The Sienese Renaissance painter Ambrogio Lorenzetti (1290-1348) makes a good point in placing the classroom right at the heart of the city in his fresco known as the Effects of Good Government in the City, completed in 1339. The school classroom is not at the edge of town, cloistered and fire-walled. It is right in the eye of the storm, flanked by buzzing shops, opening on the marketplace.
Good government, Lorenzetti suggests, starts in the classroom and doesn’t have its own support bubble. Instead, it is inclusive of all the city’s activities and professions, from the magistrate to the teacher and the artisan. Lorenzetti was reflecting the humanist project in regards to education and civic consciousness.
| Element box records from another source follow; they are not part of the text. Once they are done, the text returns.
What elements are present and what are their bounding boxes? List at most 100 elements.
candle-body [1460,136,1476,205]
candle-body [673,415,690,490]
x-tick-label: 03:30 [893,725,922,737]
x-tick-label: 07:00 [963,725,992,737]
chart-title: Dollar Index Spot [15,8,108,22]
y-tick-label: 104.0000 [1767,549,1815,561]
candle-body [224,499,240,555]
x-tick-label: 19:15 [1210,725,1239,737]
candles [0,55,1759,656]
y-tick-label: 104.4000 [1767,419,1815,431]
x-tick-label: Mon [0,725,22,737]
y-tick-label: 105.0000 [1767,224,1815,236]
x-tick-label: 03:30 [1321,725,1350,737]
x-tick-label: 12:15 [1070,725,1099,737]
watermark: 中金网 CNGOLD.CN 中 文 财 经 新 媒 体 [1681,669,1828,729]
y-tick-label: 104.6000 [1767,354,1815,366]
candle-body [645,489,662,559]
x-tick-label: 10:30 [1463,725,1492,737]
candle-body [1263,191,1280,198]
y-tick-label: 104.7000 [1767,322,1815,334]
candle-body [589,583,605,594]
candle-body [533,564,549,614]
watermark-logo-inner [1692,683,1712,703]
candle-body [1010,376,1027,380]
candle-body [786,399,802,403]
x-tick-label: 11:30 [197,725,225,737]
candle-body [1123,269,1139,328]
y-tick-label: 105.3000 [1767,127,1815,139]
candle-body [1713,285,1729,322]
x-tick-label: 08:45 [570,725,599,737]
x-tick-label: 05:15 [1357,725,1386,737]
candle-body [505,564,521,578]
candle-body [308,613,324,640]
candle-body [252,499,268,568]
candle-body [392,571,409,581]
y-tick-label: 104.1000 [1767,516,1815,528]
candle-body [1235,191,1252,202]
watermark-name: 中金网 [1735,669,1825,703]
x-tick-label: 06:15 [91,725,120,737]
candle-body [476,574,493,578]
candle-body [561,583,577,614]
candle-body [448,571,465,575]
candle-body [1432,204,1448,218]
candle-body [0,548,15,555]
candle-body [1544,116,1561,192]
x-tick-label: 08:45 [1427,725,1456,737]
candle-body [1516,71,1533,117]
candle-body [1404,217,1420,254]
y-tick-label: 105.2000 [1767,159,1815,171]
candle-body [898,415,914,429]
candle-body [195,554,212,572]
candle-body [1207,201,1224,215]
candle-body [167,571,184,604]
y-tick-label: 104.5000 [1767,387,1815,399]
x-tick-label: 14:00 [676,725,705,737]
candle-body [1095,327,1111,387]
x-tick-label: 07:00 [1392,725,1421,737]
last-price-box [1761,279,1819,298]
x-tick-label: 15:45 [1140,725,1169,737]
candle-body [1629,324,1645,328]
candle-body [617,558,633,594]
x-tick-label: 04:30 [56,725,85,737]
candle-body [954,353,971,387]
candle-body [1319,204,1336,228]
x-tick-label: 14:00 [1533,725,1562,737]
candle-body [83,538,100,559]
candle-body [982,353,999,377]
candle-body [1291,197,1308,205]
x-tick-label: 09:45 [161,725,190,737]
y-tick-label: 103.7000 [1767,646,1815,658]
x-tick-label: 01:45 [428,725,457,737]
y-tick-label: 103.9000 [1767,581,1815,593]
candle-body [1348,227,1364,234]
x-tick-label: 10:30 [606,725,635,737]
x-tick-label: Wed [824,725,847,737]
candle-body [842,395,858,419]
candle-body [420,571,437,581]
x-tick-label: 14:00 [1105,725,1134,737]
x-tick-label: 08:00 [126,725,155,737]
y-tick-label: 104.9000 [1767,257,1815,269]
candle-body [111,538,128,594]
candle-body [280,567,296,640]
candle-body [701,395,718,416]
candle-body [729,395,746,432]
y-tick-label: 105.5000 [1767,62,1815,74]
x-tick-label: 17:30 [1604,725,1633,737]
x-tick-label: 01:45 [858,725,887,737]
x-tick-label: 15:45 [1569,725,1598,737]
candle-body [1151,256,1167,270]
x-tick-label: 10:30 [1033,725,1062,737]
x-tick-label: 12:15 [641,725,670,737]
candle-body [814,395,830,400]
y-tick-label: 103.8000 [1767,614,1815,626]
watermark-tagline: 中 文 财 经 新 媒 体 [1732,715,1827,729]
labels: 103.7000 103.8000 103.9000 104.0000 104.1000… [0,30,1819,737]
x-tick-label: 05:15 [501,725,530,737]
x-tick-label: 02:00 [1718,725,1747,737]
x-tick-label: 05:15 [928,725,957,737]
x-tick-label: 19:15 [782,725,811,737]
For many Italian humanists, the letters are of no use, and education is hopeless if they don’t promote civic virtues. In fact, humanism took root in legal and governing circles, especially among the Northern Italian lawyers and notaries, who were closer than anyone – certainly closer than medieval teachers – to the circles of power and leadership. The ‘discovery’ of the ancients, which made the pride of the early humanists, was geared towards a re-assessment, and in many cases, a rediscovery of what it means to be a citizen and a leader. Civic humanism, as it is now known, emerged at the intersection of the classroom and the busy marketplace. It is only by assuming this position and acknowledging this parentage – too often forgotten – that schools are able to be competitive in the real world and serve the students who, once they leave the classroom, will find themselves in the public square.